SP Initiated SAML Flow
Usually used for Deep Links into Salesforce
Is needed for Salesforce Mobile
Steps
User clicks on a Salesforce link
If necessary they are taken to the iDP for login
iDP sends SAML assertion back to Salesforce
Salesforce issues a Session ID
User is directed to the page.
Delegated Authentication Flow
Reqires a WSDL
You need to contact Salesforce to have it turned on
Steps
User logs into Salesforce
If Delegated Authentication is enabled for the user, request details from Delegated Authentication Server (User Credentials are encrypted and passed to the DAS
DAS sends true or false back to Salesforce
DAS passes credetials to Authentication Provider for verification
Requires a proxy server to be created
I don’t understand this. Is it old? Not used anymore? It seems to be. I probably only need to ever know about this for the exam, and know enough to know to not use it.
Social Sign On
Usually used for communities to allow people to log on with their google or facebook credentials
Social Sign On is widely accepted by users and often demanded by them. I know I use it all the time.
You can set up to log into your Salesforce org via Facebook Social Sign On but oh dear, why would you?
Steps
User tries to log into Salesforce
They choose the social sign on provider and log into that provider (or they may be logged in already)

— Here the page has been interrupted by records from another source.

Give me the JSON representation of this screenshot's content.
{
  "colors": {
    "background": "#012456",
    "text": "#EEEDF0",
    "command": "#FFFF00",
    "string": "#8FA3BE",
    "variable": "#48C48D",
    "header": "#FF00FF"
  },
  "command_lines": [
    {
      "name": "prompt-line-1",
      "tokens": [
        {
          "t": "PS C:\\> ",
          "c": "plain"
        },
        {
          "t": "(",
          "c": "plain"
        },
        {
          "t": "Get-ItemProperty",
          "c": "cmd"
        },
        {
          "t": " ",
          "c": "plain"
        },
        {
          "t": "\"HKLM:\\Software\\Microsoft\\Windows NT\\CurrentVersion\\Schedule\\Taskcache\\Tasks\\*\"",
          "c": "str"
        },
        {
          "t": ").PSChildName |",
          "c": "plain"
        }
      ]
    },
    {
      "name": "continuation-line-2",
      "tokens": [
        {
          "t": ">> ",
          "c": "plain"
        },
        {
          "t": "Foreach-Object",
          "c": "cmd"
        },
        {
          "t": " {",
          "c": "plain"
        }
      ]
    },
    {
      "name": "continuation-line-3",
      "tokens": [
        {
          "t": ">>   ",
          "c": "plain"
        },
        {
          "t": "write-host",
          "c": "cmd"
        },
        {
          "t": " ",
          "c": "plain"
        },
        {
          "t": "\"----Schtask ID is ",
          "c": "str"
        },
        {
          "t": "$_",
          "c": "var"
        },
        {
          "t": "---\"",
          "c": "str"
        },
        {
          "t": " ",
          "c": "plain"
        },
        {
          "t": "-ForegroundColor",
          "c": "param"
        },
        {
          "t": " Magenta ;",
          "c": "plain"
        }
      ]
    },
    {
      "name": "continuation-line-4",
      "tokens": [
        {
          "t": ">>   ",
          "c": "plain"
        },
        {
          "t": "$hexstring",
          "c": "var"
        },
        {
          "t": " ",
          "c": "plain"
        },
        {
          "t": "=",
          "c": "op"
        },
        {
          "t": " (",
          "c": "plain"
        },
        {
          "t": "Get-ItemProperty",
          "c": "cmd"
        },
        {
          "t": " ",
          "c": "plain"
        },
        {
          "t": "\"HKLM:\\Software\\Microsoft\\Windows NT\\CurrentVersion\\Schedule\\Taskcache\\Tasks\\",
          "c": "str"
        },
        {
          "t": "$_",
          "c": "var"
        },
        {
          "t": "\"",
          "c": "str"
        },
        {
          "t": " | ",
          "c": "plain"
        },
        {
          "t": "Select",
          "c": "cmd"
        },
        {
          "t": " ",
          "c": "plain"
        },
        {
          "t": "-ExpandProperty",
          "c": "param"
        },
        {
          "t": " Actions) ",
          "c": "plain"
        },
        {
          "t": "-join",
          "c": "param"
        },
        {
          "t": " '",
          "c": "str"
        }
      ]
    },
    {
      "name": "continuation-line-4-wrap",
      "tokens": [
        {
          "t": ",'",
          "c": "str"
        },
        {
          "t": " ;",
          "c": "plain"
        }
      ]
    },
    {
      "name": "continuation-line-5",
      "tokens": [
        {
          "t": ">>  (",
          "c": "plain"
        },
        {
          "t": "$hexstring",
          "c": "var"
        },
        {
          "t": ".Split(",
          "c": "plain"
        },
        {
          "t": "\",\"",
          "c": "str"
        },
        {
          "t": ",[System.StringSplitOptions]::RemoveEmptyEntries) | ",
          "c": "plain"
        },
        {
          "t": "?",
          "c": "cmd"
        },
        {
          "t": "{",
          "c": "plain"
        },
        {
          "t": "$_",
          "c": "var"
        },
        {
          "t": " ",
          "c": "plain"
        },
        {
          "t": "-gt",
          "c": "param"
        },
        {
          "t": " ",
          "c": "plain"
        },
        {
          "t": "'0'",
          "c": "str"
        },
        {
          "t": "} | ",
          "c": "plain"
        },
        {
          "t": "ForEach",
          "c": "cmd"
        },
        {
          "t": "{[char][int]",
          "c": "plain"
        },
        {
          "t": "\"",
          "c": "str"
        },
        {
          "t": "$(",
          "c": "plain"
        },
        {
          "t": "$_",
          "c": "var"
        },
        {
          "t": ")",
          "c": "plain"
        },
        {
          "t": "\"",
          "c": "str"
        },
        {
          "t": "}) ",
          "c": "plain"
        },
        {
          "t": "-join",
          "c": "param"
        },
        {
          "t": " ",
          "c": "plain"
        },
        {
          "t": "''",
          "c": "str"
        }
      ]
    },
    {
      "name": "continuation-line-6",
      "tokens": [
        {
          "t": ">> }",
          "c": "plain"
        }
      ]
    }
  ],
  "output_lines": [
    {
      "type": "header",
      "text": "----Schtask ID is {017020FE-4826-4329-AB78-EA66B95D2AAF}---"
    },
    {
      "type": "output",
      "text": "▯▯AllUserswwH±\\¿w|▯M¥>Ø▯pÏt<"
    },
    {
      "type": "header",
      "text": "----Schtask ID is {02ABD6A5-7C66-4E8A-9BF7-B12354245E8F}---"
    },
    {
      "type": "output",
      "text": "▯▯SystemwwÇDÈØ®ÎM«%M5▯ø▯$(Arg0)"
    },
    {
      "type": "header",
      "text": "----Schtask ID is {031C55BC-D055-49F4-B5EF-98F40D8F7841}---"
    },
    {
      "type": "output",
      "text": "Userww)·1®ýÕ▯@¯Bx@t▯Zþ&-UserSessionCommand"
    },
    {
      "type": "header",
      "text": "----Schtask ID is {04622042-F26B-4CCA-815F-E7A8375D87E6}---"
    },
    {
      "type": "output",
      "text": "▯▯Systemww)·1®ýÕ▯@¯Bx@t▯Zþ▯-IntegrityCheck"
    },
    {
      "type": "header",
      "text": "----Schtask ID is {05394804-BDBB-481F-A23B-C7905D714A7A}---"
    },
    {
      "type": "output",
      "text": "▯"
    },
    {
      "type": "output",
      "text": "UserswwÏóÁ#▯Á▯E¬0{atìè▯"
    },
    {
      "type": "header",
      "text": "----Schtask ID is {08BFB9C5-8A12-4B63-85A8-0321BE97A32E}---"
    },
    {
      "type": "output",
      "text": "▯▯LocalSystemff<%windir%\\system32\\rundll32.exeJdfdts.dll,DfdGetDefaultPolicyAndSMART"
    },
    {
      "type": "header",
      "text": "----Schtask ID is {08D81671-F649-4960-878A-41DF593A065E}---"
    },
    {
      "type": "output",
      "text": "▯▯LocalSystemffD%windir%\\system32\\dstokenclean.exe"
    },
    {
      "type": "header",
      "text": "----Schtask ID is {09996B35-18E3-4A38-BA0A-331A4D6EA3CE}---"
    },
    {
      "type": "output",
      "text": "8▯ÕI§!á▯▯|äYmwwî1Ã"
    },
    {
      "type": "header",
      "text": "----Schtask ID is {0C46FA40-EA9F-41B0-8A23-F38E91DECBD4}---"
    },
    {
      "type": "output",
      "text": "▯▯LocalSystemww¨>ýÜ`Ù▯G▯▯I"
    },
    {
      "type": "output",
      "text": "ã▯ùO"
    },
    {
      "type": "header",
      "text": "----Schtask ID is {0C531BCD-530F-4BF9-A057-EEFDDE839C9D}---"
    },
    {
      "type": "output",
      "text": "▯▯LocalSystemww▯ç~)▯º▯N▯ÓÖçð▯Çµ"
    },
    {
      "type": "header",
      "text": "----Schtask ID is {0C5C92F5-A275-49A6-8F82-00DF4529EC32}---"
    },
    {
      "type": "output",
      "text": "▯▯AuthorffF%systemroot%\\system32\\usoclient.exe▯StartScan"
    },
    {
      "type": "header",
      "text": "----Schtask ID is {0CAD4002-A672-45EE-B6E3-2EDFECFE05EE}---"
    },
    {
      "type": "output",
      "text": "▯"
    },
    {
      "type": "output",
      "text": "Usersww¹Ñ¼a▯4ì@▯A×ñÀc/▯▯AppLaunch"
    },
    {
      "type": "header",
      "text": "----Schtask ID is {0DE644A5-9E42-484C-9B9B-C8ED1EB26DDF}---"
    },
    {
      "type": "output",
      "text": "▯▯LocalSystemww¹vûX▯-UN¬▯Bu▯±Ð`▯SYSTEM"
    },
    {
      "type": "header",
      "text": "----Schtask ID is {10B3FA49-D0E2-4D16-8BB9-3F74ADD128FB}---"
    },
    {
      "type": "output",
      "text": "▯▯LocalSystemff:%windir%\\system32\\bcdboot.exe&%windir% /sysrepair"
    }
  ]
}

If the service has not been linked before the third party service asks you to authorise Salesforce to use the social sign on credentials)
Some Apex code in Salesforce uses information from the authentication provider (eg google) to create or update the user record and creates or updates the contact record if the login is for a community.
The user is logged in.
Best Practices
Don’t set up SSO for System Administrators because if your SSO goes down you won’t be able to login. But still set up MFA for Admins.